"The Card Game," which airs tonight at 9 p.m. New York time, might tempt you to strangle a banker or two -- an easier target than the other major culprit: our national preference for buying now and paying later.
Americans use credit cards for about 100,000 transactions a minute, the show says. While individuals bear responsibility for profligate spending, credit-card companies have made it easy to go deep in the hole.
Host Lowell Bergman interviews Shailesh Mehta, former chief executive officer of Providian Financial Corp. and a pioneer of "stealth pricing" and other creative strategies that earned his company around $1 billion a year.
Mehta, a suave guy who lives in a slightly miniaturized copy of the White House, illustrates how easy it is to put yourself in debtors' prison. He opens a card offer from Bank of America Corp. boasting an introductory annual percentage rate of zero. Next to an asterisk is small print that lists the APR as "11.9, 15.9 or 19.9" percent. Take your pick.
Many card holders are also unaware of various fees that can turn that little piece of plastic into a truly toxic asset.
Subprime Lending
Martin Eakes, head of the Center for Responsible Lending, says credit-card debt played a role in the economic meltdown.
"When the subprime lending was really taking off, it was largely a mortgage product to refinance credit card debt," he says.
Robert McKinley, CEO of CardWeb.com, says some consumers even refinanced their homes to pay off their credit cards. Then "they would go out and charge them back up again."
In another dose of bad news, McKinley notes that debit cards "can be under certain circumstances even more expensive that credit cards."

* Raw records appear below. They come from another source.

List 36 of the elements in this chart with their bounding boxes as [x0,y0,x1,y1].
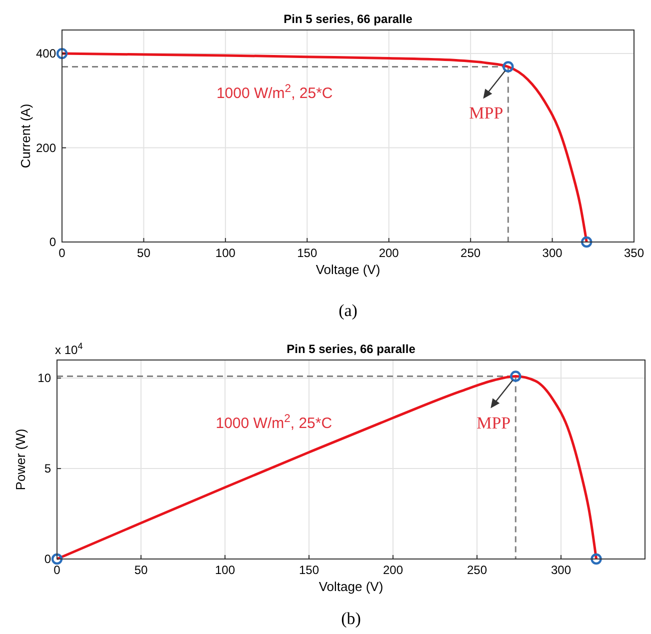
y-tick-label: 400 [36,46,56,61]
point [581,236,592,248]
text: (b) [341,609,361,628]
y-tick-label: 5 [44,462,52,476]
y-tick-label: 0 [49,235,56,249]
x-tick-label: 50 [134,563,148,577]
point [56,48,68,60]
y-axis-title: Current (A) [18,104,33,168]
x-tick-label: 150 [298,563,320,577]
point [502,61,514,72]
chart-title: Pin 5 series, 66 paralle [286,342,416,356]
annotation: 1000 W/m$^{2}$, 25*C [216,413,332,432]
annotation: 1000 W/m$^{2}$, 25*C [216,83,333,102]
x-tick-label: 100 [215,246,236,260]
x-tick-label: 250 [466,563,488,577]
x-tick-label: 350 [624,246,644,260]
annotation: MPP [469,104,504,123]
x-tick-label: 300 [542,246,563,260]
x-axis-title: Voltage (V) [316,262,380,277]
y-tick-label: 0 [44,552,52,566]
x-tick-label: 200 [382,563,404,577]
x-tick-label: 100 [214,563,236,577]
y-axis-title: Power (W) [13,428,28,490]
x-tick-label: 300 [550,563,572,577]
x-axis-title: Voltage (V) [318,579,384,594]
x-tick-label: 200 [378,246,400,260]
y-tick-label: 200 [36,140,56,155]
chart-title: Pin 5 series, 66 paralle [284,12,413,26]
x-tick-label: 250 [460,246,481,260]
x-tick-label: 0 [58,246,66,260]
y-tick-label: 10 [38,371,52,386]
x-tick-label: 150 [297,246,318,260]
x-tick-label: 50 [137,246,151,260]
annotation: MPP [476,413,511,432]
text: x 10$^{4}$ [55,341,83,357]
text: (a) [338,301,358,320]
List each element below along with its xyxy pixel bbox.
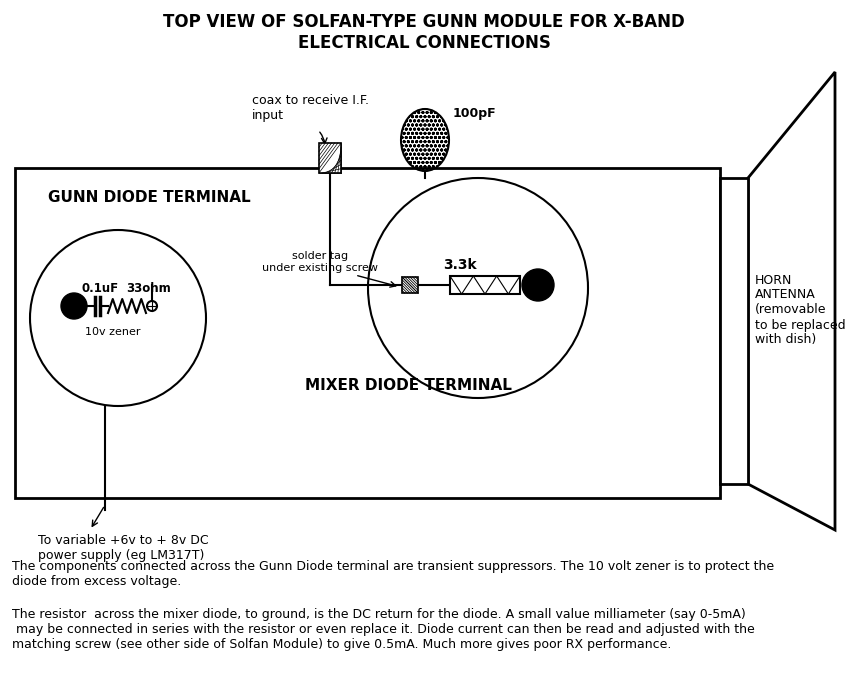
Bar — [15, 168, 720, 498]
Text: To variable +6v to + 8v DC
power supply (eg LM317T): To variable +6v to + 8v DC power supply … — [38, 534, 209, 562]
Polygon shape — [748, 72, 835, 530]
Text: GUNN DIODE TERMINAL: GUNN DIODE TERMINAL — [48, 191, 250, 205]
Text: 10v zener: 10v zener — [85, 327, 141, 337]
Circle shape — [30, 230, 206, 406]
Text: 33ohm: 33ohm — [127, 281, 171, 294]
Text: solder tag
under existing screw: solder tag under existing screw — [262, 252, 378, 273]
Circle shape — [61, 293, 87, 319]
Bar — [319, 143, 341, 173]
Text: The resistor  across the mixer diode, to ground, is the DC return for the diode.: The resistor across the mixer diode, to … — [12, 608, 755, 651]
Text: 0.1uF: 0.1uF — [82, 281, 119, 294]
Circle shape — [368, 178, 588, 398]
Text: 3.3k: 3.3k — [443, 258, 477, 272]
Bar — [450, 276, 520, 294]
Text: TOP VIEW OF SOLFAN-TYPE GUNN MODULE FOR X-BAND: TOP VIEW OF SOLFAN-TYPE GUNN MODULE FOR … — [163, 13, 685, 31]
Text: coax to receive I.F.
input: coax to receive I.F. input — [252, 94, 369, 122]
Bar — [720, 178, 748, 484]
Circle shape — [522, 269, 554, 301]
Text: 100pF: 100pF — [453, 106, 497, 119]
Text: The components connected across the Gunn Diode terminal are transient suppressor: The components connected across the Gunn… — [12, 560, 774, 588]
Text: ELECTRICAL CONNECTIONS: ELECTRICAL CONNECTIONS — [297, 34, 550, 52]
Bar — [402, 277, 418, 293]
Text: HORN
ANTENNA
(removable
to be replaced
with dish): HORN ANTENNA (removable to be replaced w… — [755, 273, 846, 346]
Circle shape — [147, 301, 157, 311]
Text: MIXER DIODE TERMINAL: MIXER DIODE TERMINAL — [305, 378, 511, 393]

The chief trap is overdraft protection, which isn't always free. A consumer named Josette Wermuth explains that a stalled deposit meant she couldn't cover a $7 pizza purchase. The bank covered it for her, but charged a $33 fee, which the show says is the equivalent of an annual interest rate of more than 24,000 percent.
Overdraft Charges
Some lenders also process larger charges first, even if they occurred later in the month, which can empty an account and create numerous overdraft charges (or opportunities, if you're doing the lending.)
So who's going to fix this mess? While Congress passed reforms in May limiting the practice of arbitrarily changing interest rates, Harvard Law School professor Elizabeth Warren says the reforms are "a modest step" and that the industry "instantly set to work on how they could run around them."
Warren, head of a congressional oversight panel assigned to oversee the bank bailouts, is backing a new Consumer Financial Protection Agency that would have regulatory powers across the lending world. That would include payday lenders, whose storefronts outnumber Starbucks' 2-to-1, according to the show.
Several big dogs are opposing the plan, including U.S. Senator Richard Shelby, a Republican from Alabama who calls it a "radical departure from the way we have regulated."
No matter what reforms are devised, Mehta agrees that the industry will find a way around them. Bankers, he says, have a mindset of "tell me the rules, and then I'll outsmart you all."